Stop! Before you download that data, make sure it's “permissible."
In the midst of a raging debate over whether carriers should be allowed to charge more for certain types of data, or let favored developers offer users apps that don’t count against their data caps, AT&T has applied for a patent on a credit system that would let it discriminate between “permissible" and “non-permissible" traffic on its network.
Here's how the patent application, published last month, describes it:
A user of a communications network is prevented from consuming an excessive amount of channel bandwidth by restricting use of the channel in accordance with the type of data being downloaded to the user. The user is provided an initial number of credits. As the user consumes the credits, the data being downloaded is checked to determine if is permissible or non-permissible. Non-permissible data includes file-sharing files and movie downloads if user subscription does not permit such activity.

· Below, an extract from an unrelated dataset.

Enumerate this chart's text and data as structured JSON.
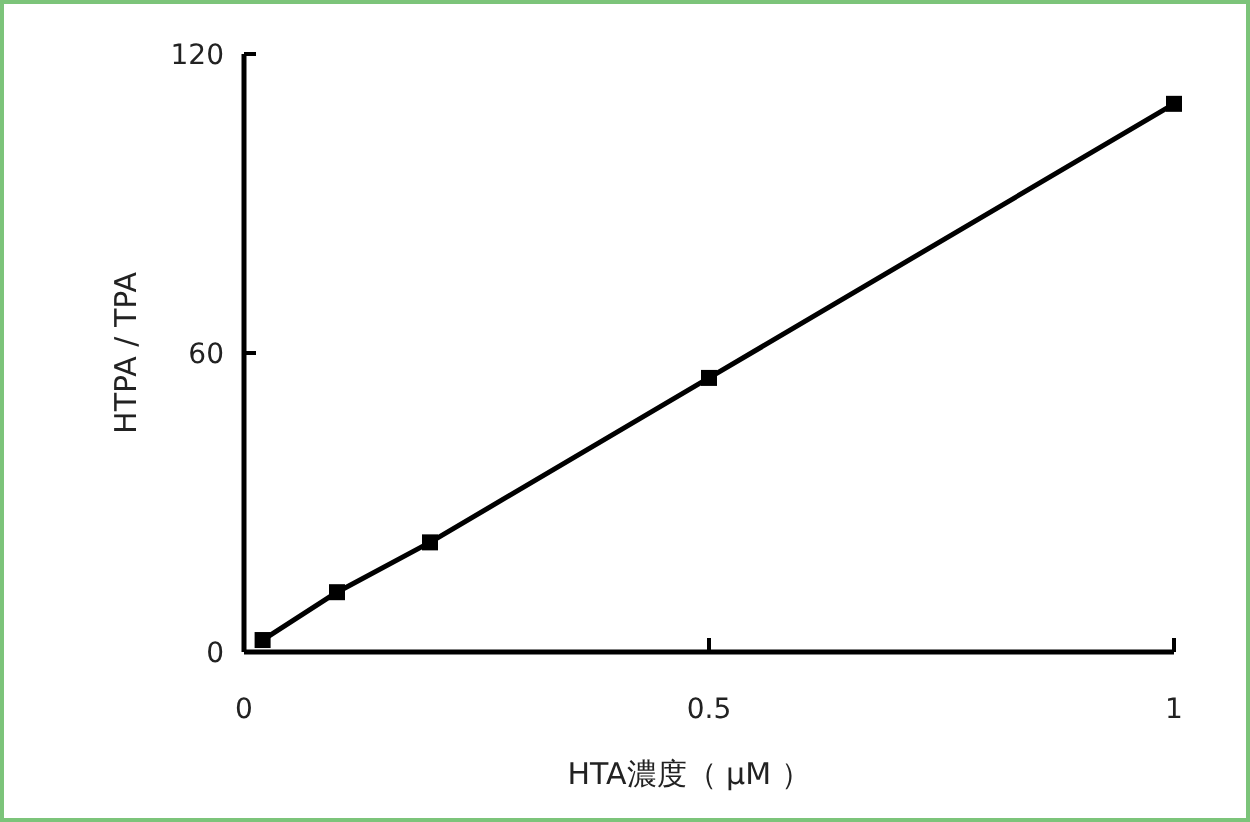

According to the application, AT&T would be allowed to decide what other content is “non-permissible”—movies and file-sharing files are just examples—and the carrier could also levy additional fees or terminate the user’s access if they tried to access unauthorized content or exceeded their “credit allotment.”
Here's why people find that scary and annoying: It violates a longstanding principle of the Internet, called "net neutrality,” that holds that Internet service providers should treat all the data on their networks equally. A recent ruling in Verizon's favor has weakened the Federal Communications Commission's ability to regulate carriers like AT&T—which sets the stage for putting a system like the one described in this patent application into place.
Netflix and other app makers have spoken in favor of net neutrality, fearing that without it, Internet service providers will try to charge them extra fees to deliver videos and other content to their users, or limit their ability to deliver their services at all.
Credit Where It’s Due—To Developers
To be clear, AT&T hasn’t been granted a patent yet. But its intentions to charge more or less for various kinds of data have been clear for some time.
Just last month, the company introduced a new “sponsored data” plan that allows some companies to pay AT&T in exchange for data usage by their apps not counting against a user’s data cap. In other words, companies willing to pay AT&T a toll will receive preferential status.
AT&T has been courting mobile-app developers with such an idea for some time. And such arrangements are popular in many developing countries, where companies like Facebook have made arrangements with carriers for their apps to be available for free, even to customers without data plans or with limited data quotas.
At the same time, it has been trying to move customers off of the unlimited-data plans it introduced to popularize smartphone usage and onto plans with data quotas. And like other carriers, AT&T has been trying to manage customers’ data usage.
In March 2012, a small claims court found AT&T was unfairly throttling a customer’s Internet speeds despite the plaintiff paying for an unlimited data plan. But even though that individual won nearly $1,000 and other mobile customers could claim similar experiences, a 2011 Supreme Court decision says AT&T does not have to allow class-action lawsuits in such circumstances, which means customers can’t rally around a policy change and must settle for small claims court for any individual problems.
The ultimate check on AT&T's data-charging ambitions may be competition from other carriers. If AT&T became the only carrier to introduce a plan where it charged consumers differing amounts for different Internet services, it could become unpopular quickly. (T-Mobile has been particularly aggressive in competing with the likes of AT&T based on confusing contracts and plans.)
Indeed, AT&T may find more success in charging developers to let them offer data freebies to AT&T consumers instead of charging consumers directly. Mix that with the language of the patent application, and you arrive in an Orwellian world where only traffic that someone else has already paid for is “permissible."